Al mismo tiempo que cuenta los diferentes momentos de la tarea del coleccionista (a quien Jean Genet le dedicó Querelle de Brest, en gratitud por haberle dado un techo y comida cuando salió de prisión, y también porque Guérin bautizó Divine a uno de sus perfumes) en su aproximación al universo material proustiano, Foschini recons-truye encuentros y diálogos (en gran medida gracias al aporte del escritor Carlo Jansiti, que conoció personalmente a Guérin), escenas e imágenes (no sólo verbales, ya que el libro cuenta con un nutrido conjunto de fotografías de los protagonistas y de los objetos) y también personajes de una época ya desvanecida, con una soltura y una gracia no exenta de melancolía y pesar. Los amores imposibles o secretos de Marcel Proust, el rechazo familiar (figurado como un silencio jamás roto acerca de su deseo homosexual) y la imagen de la cuñada Marthe como una Hera archivengativa, son presentados a través del filtro de la amable personalidad de Guérin (para quien, como hijo de madre soltera a inicios de 1900, su propia homosexualidad resultaba más fácil de vivir): “Ya maduro, se convirtió en un hombre fascinante, refinado y culto, en apariencia arrogante, misógino y autoritario, que gustaba del secreto y amaba las cosas a escondidas. Por momentos era mordaz y cáustico, pero con esa sensibilidad y delicadeza que frecuentemente se les atribuye a los homosexuales”. No sin humor, informada, leve, la escritura de Foschini mantiene el hilo de su relato también con delicadeza y encuentra en la manía u obsesión del que colecciona rasgos redentores frente a la barbarie destructora: “Apropiarse de esos objetos significa quizá conservar en cierto modo una chispa de aquel amor, de aquel placer, y sentirse finalmente satisfecho. Pero hay más aún: el sentimiento que lo movía no era el del coleccionista sino más bien el del salvador de algo sagrado”.

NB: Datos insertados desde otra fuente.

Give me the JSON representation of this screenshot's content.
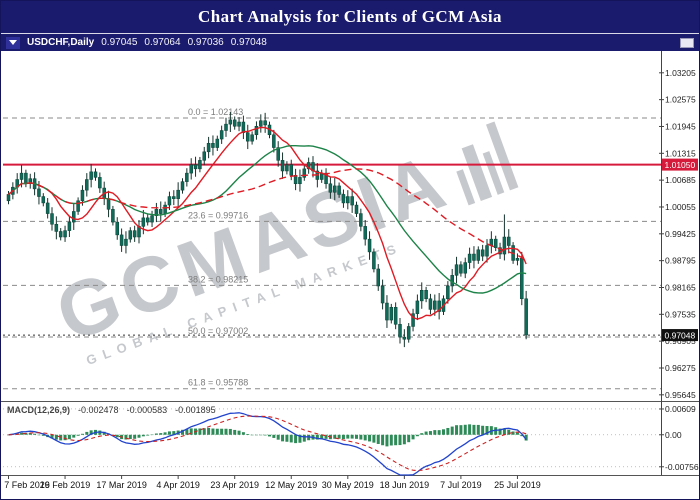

Por último cabe mencionar que, tal vez en un acto de justicia poética a la manera proustiana (que uno imagina impartida con ironía y cautela), la cuidada traducción estuvo a cargo de Hugo Beccacece, lector aventajado de En busca del tiempo perdido, quien también escribe un crepuscular posfacio que no casualmente comienza por afirmar: “Nadie le ha sido más infiel a Proust que los proustianos. Sin embargo, esa infidelidad, o más bien traición, es fruto del amor. La prueba decisiva de ese ‘malentendido’ entre un autor y sus admiradores es la historia que Lorenza Foschini cuenta en este libro”.